I was in a home the other day that had a new detached garage put on the property. I was told that the electrical was inspected and passed. In are area the home is always grounded to the water service and then jumped over the meter. In this case the ground was disconnected as well as the jumper. My Question is, how can I truly tell if the home is grounded. I know that receptacle testers will not tell you so how do you know???
In my inspection I recommend further evaluation and repair by a licensed Electrician but wanted to know how we can check it for ourselves.
Suspect Ground is incorrect , Please have this checked By an electrician immediately .
I recommend you do not get to involved .
I am a retired electrician and want to stay away from Difficulties , hope you do too.
The water pipe, if 10’ long in contact with the earth, is required to be used as grounding electrode. If it isn’t connected, the system is still grounded because the grounding is actually accomplished by connecting the neutral (grounded conductor) to the equipment grounding conductor by the use of the main bonding jumper. This would take place in the service disconnect or panelboard that contains the service disconnect. If the main bonding jumper were present and properly connected you would find an extremely low resistance between the neutral conductor and the EGC.

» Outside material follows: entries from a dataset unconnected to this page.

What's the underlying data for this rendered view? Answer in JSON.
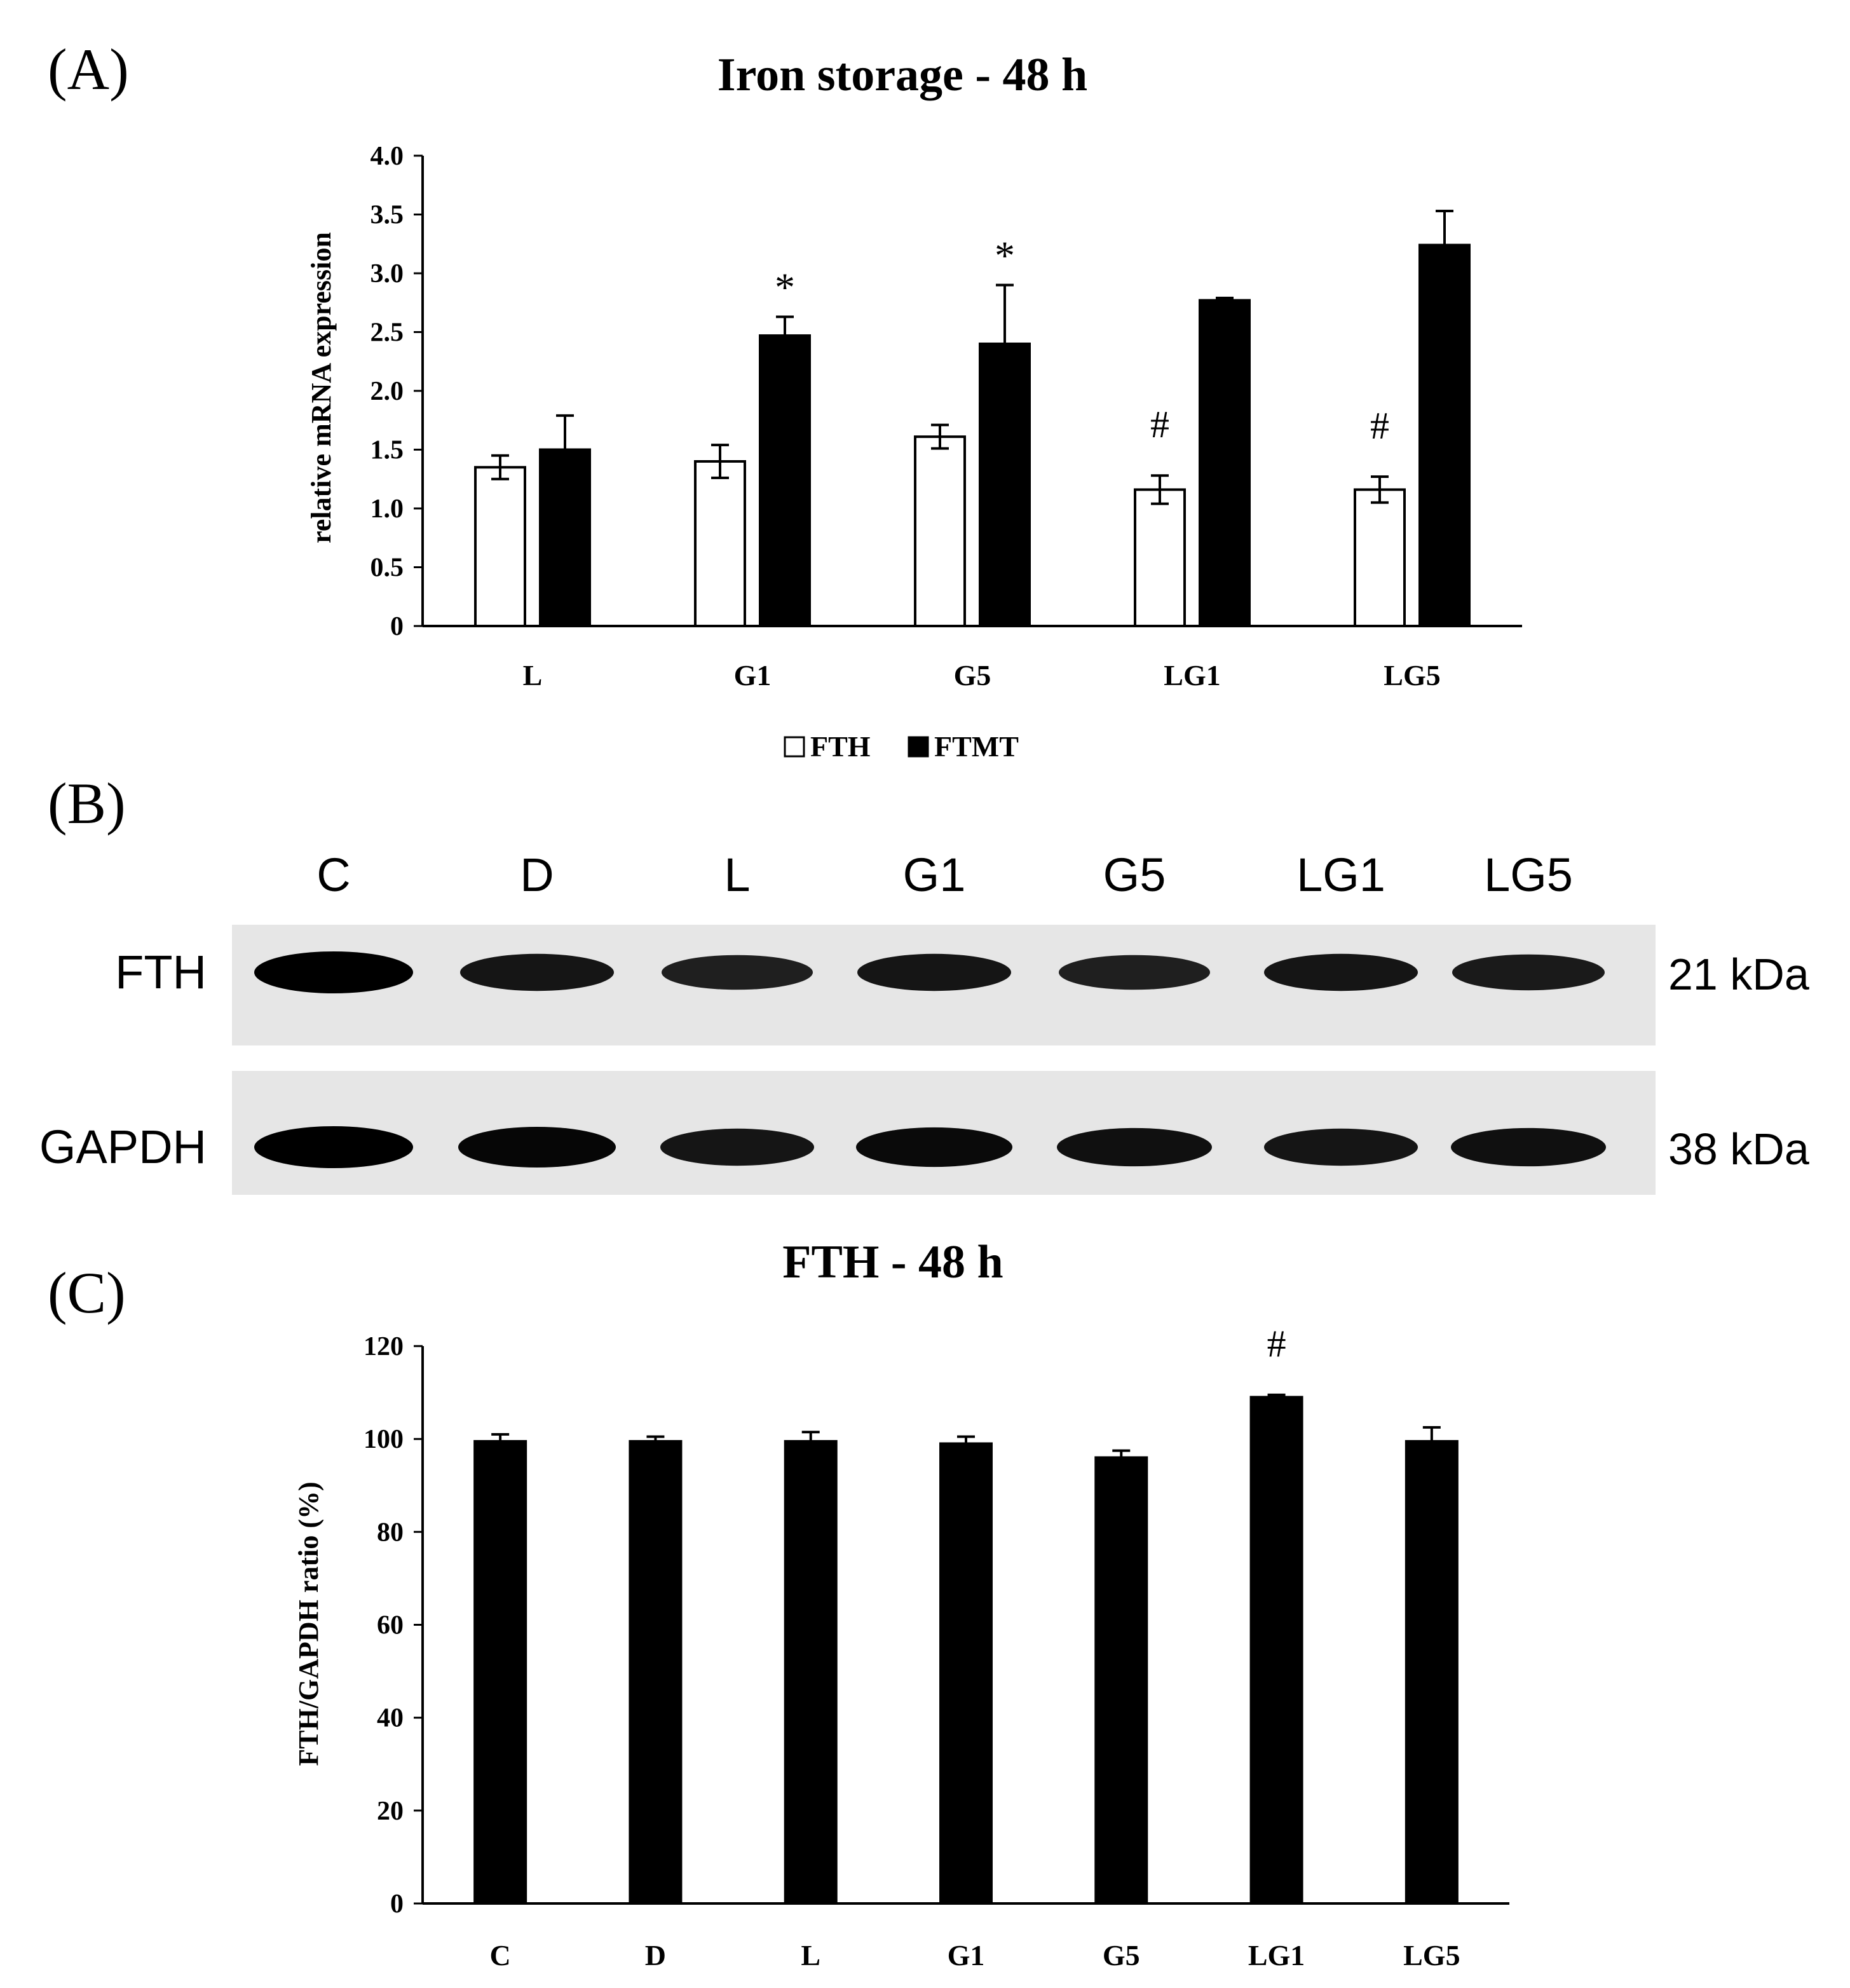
{
  "panels": {
    "a": "(A)",
    "b": "(B)",
    "c": "(C)"
  },
  "colors": {
    "bar_black": "#000000",
    "bar_white": "#ffffff",
    "axis": "#000000",
    "blot_background": "#e6e6e6",
    "band": "#000000"
  },
  "chart_data": [
    {
      "type": "bar",
      "title": "Iron storage - 48 h",
      "xlabel": "",
      "ylabel": "relative mRNA expression",
      "ylim": [
        0,
        4.0
      ],
      "yticks": [
        "0",
        "0.5",
        "1.0",
        "1.5",
        "2.0",
        "2.5",
        "3.0",
        "3.5",
        "4.0"
      ],
      "grid": false,
      "legend_placement": "bottom",
      "categories": [
        "L",
        "G1",
        "G5",
        "LG1",
        "LG5"
      ],
      "series": [
        {
          "name": "FTH",
          "color": "#ffffff",
          "values": [
            1.35,
            1.4,
            1.61,
            1.16,
            1.16
          ],
          "errors": [
            0.1,
            0.14,
            0.1,
            0.12,
            0.11
          ]
        },
        {
          "name": "FTMT",
          "color": "#000000",
          "values": [
            1.5,
            2.47,
            2.4,
            2.77,
            3.24
          ],
          "errors": [
            0.29,
            0.16,
            0.5,
            0.02,
            0.29
          ]
        }
      ],
      "annotations": [
        {
          "text": "*",
          "category": "G1",
          "series": "FTMT"
        },
        {
          "text": "*",
          "category": "G5",
          "series": "FTMT"
        },
        {
          "text": "#",
          "category": "LG1",
          "series": "FTH"
        },
        {
          "text": "#",
          "category": "LG5",
          "series": "FTH"
        }
      ]
    },
    {
      "type": "bar",
      "title": "FTH - 48 h",
      "xlabel": "",
      "ylabel": "FTH/GAPDH ratio (%)",
      "ylim": [
        0,
        120
      ],
      "yticks": [
        "0",
        "20",
        "40",
        "60",
        "80",
        "100",
        "120"
      ],
      "grid": false,
      "categories": [
        "C",
        "D",
        "L",
        "G1",
        "G5",
        "LG1",
        "LG5"
      ],
      "series": [
        {
          "color": "#000000",
          "values": [
            99.5,
            99.5,
            99.5,
            99.0,
            96.0,
            109.0,
            99.5
          ],
          "errors": [
            1.5,
            1.0,
            2.0,
            1.5,
            1.5,
            0.5,
            3.0
          ]
        }
      ],
      "annotations": [
        {
          "text": "#",
          "category": "LG1"
        }
      ]
    }
  ],
  "blot": {
    "lanes": [
      "C",
      "D",
      "L",
      "G1",
      "G5",
      "LG1",
      "LG5"
    ],
    "rows": [
      {
        "protein": "FTH",
        "size": "21 kDa",
        "intensity": [
          1.0,
          0.8,
          0.7,
          0.8,
          0.7,
          0.8,
          0.75
        ]
      },
      {
        "protein": "GAPDH",
        "size": "38 kDa",
        "intensity": [
          1.0,
          0.95,
          0.8,
          0.9,
          0.85,
          0.8,
          0.85
        ]
      }
    ]
  }
}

The connection or disconnection of the grounding electrodes would have little or no affect on the resistance between the EGC and the neutral.
Thanks guys, I thought the same thing as you Roy. Don’t get involved. Just thought there might be some way of checking to see if they had installed a new grounding rod and that is why they dissconected the old one on the water pipe. There was no indication that this had been done. Some one told me if I used a pigtail light and inserted one side into the hot and the other into the nuetral and check the brightness of the bulb. Then try it again but with the one in the ground. If they were the same it was good but if it was less it is deficient. Seemed like a cheap and corny way to do this.
Greg, whoever told you to do that does not understand the purpose of the ground rod/water line ground. These have no part in the normal operation of a properly grounded circuit. Robert explains this in his post above.
Grounding electrodes are for high voltage events like lightning and power surges.
I agree with you guys that the grounding system should be checked by an electrician. Given the sophistication of testing equipment I don’t see where testing with a lamp is a good idea.